Pour la directrice de la TCMFM, Joanne Blais, la mobilisation visait à rappeler la gravité de ces actes et leur portée collective. “On est là aujourd’hui parce qu’il y a eu deux féminicides qui ont été déclarés depuis le début de l’année. Et on sait que les féminicides sont l’acte ultime le plus violent qu’il puisse y avoir dans une relation homme-femme, donc dans les situations de violence conjugale”, a-t-elle affirmé.
Selon elle, l’objectif de cette action était à la fois de dénoncer les violences subies par les femmes et de sensibiliser la population aux dynamiques de domination et de pouvoir qui les sous-tendent. “L’important, c’est d’en faire parler le plus possible pour sensibiliser la population à ces relations de domination, de pouvoir et de violence, mais aussi pour qu’il y ait peut-être de plus en plus de ressources pour soutenir ces femmes-là, et pour agir en amont en prévention”, a-t-elle expliqué.
Le message central de la mobilisation se voulait sans équivoque. “Non aux féminicides. Les violences faites aux femmes, c’est assez. Il y a des ressources qui sont là pour aider les femmes quand elles sont en situation de violence. Il faut les faire connaître, il faut en parler, puis il ne faut pas hésiter à utiliser ces service”, a souligné Mme Blais.
La directrice rappelle que ces drames ne sont pas des événements isolés, mais la manifestation extrême de violences multiples. “Quand on parle de féminicide, c’est l’acte le plus violent, l’ultime, c’est la pointe de l’iceberg.
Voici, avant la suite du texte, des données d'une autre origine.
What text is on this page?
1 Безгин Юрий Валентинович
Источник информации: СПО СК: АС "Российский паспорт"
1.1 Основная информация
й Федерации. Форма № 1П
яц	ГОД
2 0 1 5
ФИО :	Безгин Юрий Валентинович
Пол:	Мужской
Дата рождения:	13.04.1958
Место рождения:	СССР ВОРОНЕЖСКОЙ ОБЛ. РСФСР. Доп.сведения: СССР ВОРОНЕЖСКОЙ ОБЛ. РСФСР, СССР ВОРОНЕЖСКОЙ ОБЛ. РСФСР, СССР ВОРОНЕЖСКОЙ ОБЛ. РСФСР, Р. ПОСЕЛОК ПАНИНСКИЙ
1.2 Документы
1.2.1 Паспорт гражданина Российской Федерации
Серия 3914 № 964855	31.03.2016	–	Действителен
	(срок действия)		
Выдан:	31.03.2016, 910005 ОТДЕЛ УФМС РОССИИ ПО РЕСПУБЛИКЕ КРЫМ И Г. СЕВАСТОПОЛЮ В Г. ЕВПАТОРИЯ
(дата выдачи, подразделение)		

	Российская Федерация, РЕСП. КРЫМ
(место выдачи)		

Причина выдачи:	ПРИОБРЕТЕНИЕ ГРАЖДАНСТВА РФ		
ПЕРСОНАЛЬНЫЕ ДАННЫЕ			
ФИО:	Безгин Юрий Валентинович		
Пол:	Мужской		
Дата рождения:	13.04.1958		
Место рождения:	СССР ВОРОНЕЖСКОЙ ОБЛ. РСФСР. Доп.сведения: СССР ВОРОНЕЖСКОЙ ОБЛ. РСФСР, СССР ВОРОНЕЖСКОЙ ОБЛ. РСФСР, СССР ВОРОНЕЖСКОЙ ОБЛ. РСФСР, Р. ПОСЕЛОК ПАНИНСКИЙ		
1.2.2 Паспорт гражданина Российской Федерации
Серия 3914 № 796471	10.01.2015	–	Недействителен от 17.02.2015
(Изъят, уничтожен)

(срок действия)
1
En dessous de ces féminicides, il y a toutes sortes de formes de violences économiques, sociales, culturelles, psychologiques, maintenant même numériques”, a-t-elle ajouté, soulignant l’importance de sensibiliser la population et de renforcer les ressources disponibles.
La TCMFM insiste également sur la prévention et l’éducation, notamment auprès des jeunes. “Il faudrait qu’on continue à agir en amont de plus en plus en prévention et à investir pour éduquer […] pour des relations saines et égalitaires”, a indiqué Mme Blais, rappelant que plusieurs femmes demeurent sur des listes d’attente pour obtenir de l’aide.
Présente à Trois-Rivières, la directrice générale de la Maison Le FAR, Karine Gendron, a abondé dans le même sens, évoquant la nécessité de changements sociaux durables. “Si on n’apporte pas des changements sociaux, c’est inévitable qu’il y ait des femmes qui vont rester encore, qui vont laisser leur vie”, a-t-elle déclaré, appelant à un financement accru des organismes communautaires et à un meilleur accompagnement des femmes.
Bien qu’aucun féminicide n’ait été recensé de façon officielle en Mauricie en 2025, Mme Gendron a rappelé que des femmes à haut risque d’homicide sont suivies dans la région. “On met des scénarios de protection en place, on fait de la collaboration avec la police, le système juridique, tous les acteurs autour d’une femme pour pouvoir lui apporter une sécurité”, a-t-elle expliqué.
Les intervenantes ont également insisté sur le rôle de la population. “La population peut aussi contribuer à l’élimination des violences faites aux femmes en étant des alliés actifs et actives […] et surtout, de croire la femme quand elle mentionne qu’elle pourrait être dans un contexte de violence”, a conclu Mme Blais.
Par cette action régionale concertée, les organisatrices souhaitaient rappeler que la lutte contre les violences faites aux femmes demeure une responsabilité collective, bien au-delà d’une seule journée de mobilisation. Elles ont réitéré l’importance d’agir en prévention, notamment par un investissement accru dans les maisons d’hébergement et les programmes de sensibilisation.